Zoektocht door Spanje gaat verder…
Zittend op een harde houten bank op de boulevard van Pedregalejo, staar ik voor me uit over het strand in de leegte van de donkere zee. De zee die, voor Málaga begrippen, wild is. Op vijftig meter voor me spatten golven uiteen op grote rotsblokken, die als brekers dienstdoen. In de Sirocco, die vanuit Afrika de kust aanvalt, proef ik zout. Om me heen is het pikdonker. Half zeven geeft mijn horloge aan. Het gaat nog een eeuwigheid duren voor er een winkel of bar open gaat.
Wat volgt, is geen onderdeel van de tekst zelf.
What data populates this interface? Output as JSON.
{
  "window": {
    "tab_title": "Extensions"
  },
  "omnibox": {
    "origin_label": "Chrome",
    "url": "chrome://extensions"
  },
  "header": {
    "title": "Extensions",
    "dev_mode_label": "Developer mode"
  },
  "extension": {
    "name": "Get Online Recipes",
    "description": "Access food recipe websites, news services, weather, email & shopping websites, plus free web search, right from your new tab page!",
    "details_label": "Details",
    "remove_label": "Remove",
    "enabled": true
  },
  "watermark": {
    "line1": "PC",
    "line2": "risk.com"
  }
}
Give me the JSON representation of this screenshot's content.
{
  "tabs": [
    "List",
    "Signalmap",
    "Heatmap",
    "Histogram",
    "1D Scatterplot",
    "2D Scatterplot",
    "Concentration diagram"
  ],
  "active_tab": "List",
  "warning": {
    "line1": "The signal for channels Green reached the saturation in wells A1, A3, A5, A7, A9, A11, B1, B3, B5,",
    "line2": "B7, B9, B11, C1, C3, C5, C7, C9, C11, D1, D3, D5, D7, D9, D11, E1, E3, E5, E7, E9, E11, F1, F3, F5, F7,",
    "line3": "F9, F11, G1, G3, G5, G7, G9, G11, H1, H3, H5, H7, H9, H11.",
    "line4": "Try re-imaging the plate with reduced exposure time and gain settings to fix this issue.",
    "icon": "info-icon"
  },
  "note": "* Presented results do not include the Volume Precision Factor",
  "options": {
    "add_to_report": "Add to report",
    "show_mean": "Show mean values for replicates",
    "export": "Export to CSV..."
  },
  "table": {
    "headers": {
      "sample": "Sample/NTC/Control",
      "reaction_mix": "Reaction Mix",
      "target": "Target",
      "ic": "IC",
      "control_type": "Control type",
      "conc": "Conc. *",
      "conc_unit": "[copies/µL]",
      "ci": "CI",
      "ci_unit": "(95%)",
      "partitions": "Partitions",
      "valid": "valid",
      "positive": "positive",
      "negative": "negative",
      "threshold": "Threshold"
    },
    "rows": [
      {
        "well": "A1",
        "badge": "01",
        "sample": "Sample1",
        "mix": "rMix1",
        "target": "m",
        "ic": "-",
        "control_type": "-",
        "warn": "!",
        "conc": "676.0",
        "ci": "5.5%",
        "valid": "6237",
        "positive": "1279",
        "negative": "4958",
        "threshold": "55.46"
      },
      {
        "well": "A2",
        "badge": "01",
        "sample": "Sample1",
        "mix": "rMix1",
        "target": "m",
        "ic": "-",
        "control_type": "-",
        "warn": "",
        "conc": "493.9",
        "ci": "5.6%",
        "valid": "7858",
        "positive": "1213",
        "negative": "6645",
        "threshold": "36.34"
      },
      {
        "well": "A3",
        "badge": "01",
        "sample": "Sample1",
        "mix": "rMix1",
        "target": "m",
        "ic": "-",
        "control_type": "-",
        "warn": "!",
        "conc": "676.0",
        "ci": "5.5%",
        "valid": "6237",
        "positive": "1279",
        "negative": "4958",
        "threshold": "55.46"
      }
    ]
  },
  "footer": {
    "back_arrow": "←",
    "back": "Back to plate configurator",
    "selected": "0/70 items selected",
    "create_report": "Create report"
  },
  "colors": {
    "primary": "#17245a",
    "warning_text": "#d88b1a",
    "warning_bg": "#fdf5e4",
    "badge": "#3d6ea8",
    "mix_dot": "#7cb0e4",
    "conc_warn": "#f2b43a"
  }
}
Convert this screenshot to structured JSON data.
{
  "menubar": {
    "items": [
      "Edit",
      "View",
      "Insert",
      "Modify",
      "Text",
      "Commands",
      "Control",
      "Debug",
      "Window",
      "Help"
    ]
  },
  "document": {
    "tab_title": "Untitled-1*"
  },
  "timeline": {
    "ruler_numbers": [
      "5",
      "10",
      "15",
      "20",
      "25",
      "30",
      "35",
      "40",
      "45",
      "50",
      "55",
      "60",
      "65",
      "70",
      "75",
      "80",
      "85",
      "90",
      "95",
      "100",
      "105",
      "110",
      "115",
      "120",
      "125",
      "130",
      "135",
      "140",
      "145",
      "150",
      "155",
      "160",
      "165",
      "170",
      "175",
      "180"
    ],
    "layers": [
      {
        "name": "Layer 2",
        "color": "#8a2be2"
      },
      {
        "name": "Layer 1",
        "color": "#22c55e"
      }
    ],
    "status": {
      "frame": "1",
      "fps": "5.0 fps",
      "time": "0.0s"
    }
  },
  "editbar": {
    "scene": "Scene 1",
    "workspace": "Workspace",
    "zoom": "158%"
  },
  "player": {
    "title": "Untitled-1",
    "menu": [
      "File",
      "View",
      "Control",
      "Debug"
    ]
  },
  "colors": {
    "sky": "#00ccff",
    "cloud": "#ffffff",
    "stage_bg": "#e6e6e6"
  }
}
In de verte zie ik een tractor met aanhanger over het strand rijden om het zand te zeven. Met veel lawaai rijdt de trekker zijn baantjes en zo kamt hij op wiskundig precieze wijze zijn velden ‘schoon’ richting het centrum van de stad. Een felle bouwlamp verlicht de weg die voor hem ligt. Opstuivend fijn zand hult de lawaaimaker in een dikke vettige mist en maakt van het geheel iets mystieks. Kling klong ratelen stenen door zijn metalen rad.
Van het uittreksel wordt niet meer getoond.